What is Ideal Flow Network?
What is IFN? In four words, IFN is irreducible premagic Markov equilibrium.
Ideal Flow Network (IFN) is special type of weighted directed graph (digraph) where two conditions are hold. First, the digraph is strongly connected and the weights must be positive and are called flow. Second, in each node, the flows are balanced. The total inflows must be equal to the total outflow. Since network graph is closely associated with matrix, we can define Ideal Flow matrix as a special type of non-negative square matrix where the binary (0,1) matrix structure is irreducible and the matrix is premagic. The vector sum of rows is equal to the transpose of the vector sum of columns. The values of the nodes and links in an IFN are special numbers because they represent the long-term equilibriums (i.e. steady state values) of Markov chain or random walk determined by the weighted of the directed graph.
To associate the graph theory and linear algebra, we know that irreducible matrix is equivalent to strongly connected digraph and premagic matrix is equivalent to preservation of flow in each node. Thus, the Ideal Flow network is equivalent to the Ideal Flow matrix. A strongly connected network is not necessarily premagic (i.e. to have balance flow between inflow and outflow for all nodes). However, premagic property can only happens when the network is strongly connected.
Ideal Flow on Network (IFN) is a strongly connected network with steady state relative link flow where the flows on each node are conserved. From Markov Chain theory, ideal flow network can also be seen as the limiting distribution of the relative flow on a simple strongly connected network subject to constraint of flow conservation. Another way to look at ideal flow network is through the perspective of random walk. In this case, ideal flow network is a flow aggregation of the trajectories of results of random walk over space and time on a network graph with a certain probability distribution on each node.
The main properties of IFN, which also the four axioms of IFN are as follow:
- Axiom 1: IFN is strongly connected (ideal flow matrix is irreducible)
- Axiom 2: the flows in IFN are conserved (the ideal flow matrix is premagic)

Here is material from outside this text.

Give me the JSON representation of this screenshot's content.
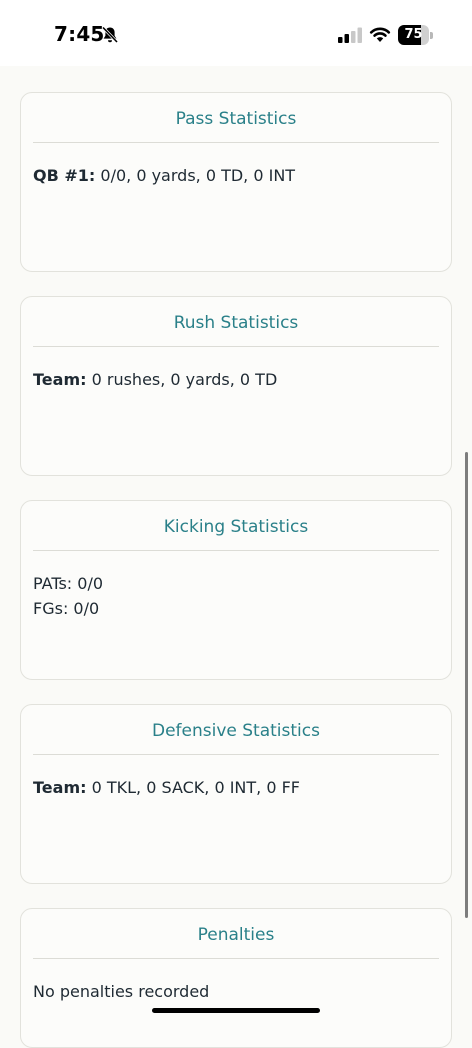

- Axiom 3: the flows in IFN represent steady-state equilibrium or limiting long-term distribution.
- Axiom 4: the decisions in each node of IFN follow Markov property (based on local information rather than global information)
IFN is purely mathematics. It is one of the laws of nature about closed system equilibrium. Irreducible means closed system. Premagic means equilibrium. The basic philosophy of IFN is this. If the each part (i.e. node) were in equilibrium, the whole system (i.e. network) would be automatically in equilibrium, as long as the system is closed.
IFN is not a panacea. When the network is not connected, or if the problem is not about a system in equilibrium, then we cannot represent it as flows in network. Similarly, IFN cannot be used if any of the four axioms of IFN is not satisfied.
In graph theory terminology, IFN is a special type of weighted directed graph where
- the digraph is strongly connected
- the weights (in nodes and links) are called flow
- in each node, the flow must be balanced: the total inflow must be equal to the total outflow.
- the link weights must be positive
Uniqueness of IFN
Given a strongly connected network (i.e. irreducible adjacency matrix), the IFN is not unique. However, given the stochastic matrix that is irreducible and aperiodic, then the IFN is unique up to a scale. Given the irreducible and aperiodic stochastic matrix and a total flow (i.e., total demand) in the network, then the IFN is unique.